- Born: November 19, 1908
- Died: February 6, 1996 (aged 87)
- Resting place: St. Lawrence Cemetery, Sumter County, South Carolina
- Education: The Citadel (B.A.) George Washington University (J.D.)
- Known for: Local and national historian

= John Calder Brennan =

American historian

John Calder Brennan (November 19, 1908 – February 6, 1996) was a Laurel, Maryland historian.

A member of the class of 1930 at The Citadel, where he majored in English and History, Brennan retired as a personnel specialist for the Federal Reserve. He was a Laurel resident for more than 50 years and wrote a column on history and etymology for the Laurel Leader newspaper in the 1960s and 1970s.
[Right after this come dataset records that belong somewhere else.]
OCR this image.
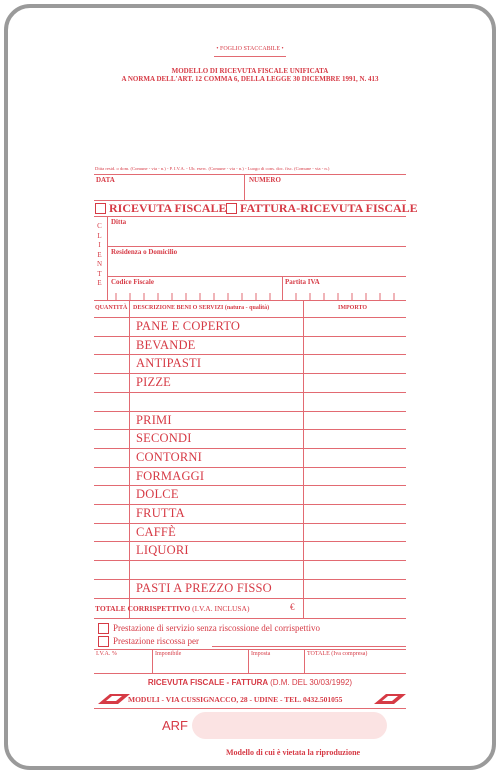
• FOGLIO STACCABILE •
MODELLO DI RICEVUTA FISCALE UNIFICATA
A NORMA DELL'ART. 12 COMMA 6, DELLA LEGGE 30 DICEMBRE 1991, N. 413
Ditta resid. o dom. (Comune - via - n.) - P. I.V.A. - Ub. eserc. (Comune - via - n.) - Luogo di cons. doc. fisc. (Comune - via - n.)
DATA	NUMERO
RICEVUTA FISCALE FATTURA-RICEVUTA FISCALE
CLIENTE
Ditta
Residenza o Domicilio
Codice Fiscale	Partita IVA
QUANTITÀ DESCRIZIONE BENI O SERVIZI (natura - qualità)	IMPORTO
PANE E COPERTO
BEVANDE
ANTIPASTI
PIZZE
PRIMI
SECONDI
CONTORNI
FORMAGGI
DOLCE
FRUTTA
CAFFÈ
LIQUORI
PASTI A PREZZO FISSO
TOTALE CORRISPETTIVO (I.V.A. INCLUSA)	€
Prestazione di servizio senza riscossione del corrispettivo
Prestazione riscossa per
I.V.A. %	Imponibile	Imposta	TOTALE (Iva compresa)
RICEVUTA FISCALE - FATTURA (D.M. DEL 30/03/1992)
MODULI - VIA CUSSIGNACCO, 28 - UDINE - TEL. 0432.501055
ARF
Modello di cui è vietata la riproduzione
Considered a Booth scholar, Brennan wrote the article "John Wilkes Booth's Enigmatic Brother Joseph", published in the Spring 1983 issue of Maryland Historical Magazine. Also among Brennan's works is The Three Versions of the Testimony in the 1865 Conspiracy Trial, published in 1983 and cited in the book Blood on the Moon: The Assassination of Abraham Lincoln. The Laurel Museum's research library is named after Brennan, whose works are among its major holdings. A World War II veteran who served as a Major in the U.S. Army Air Corps, Brennan is interred at St. Lawrence Cemetery in Sumter County, South Carolina.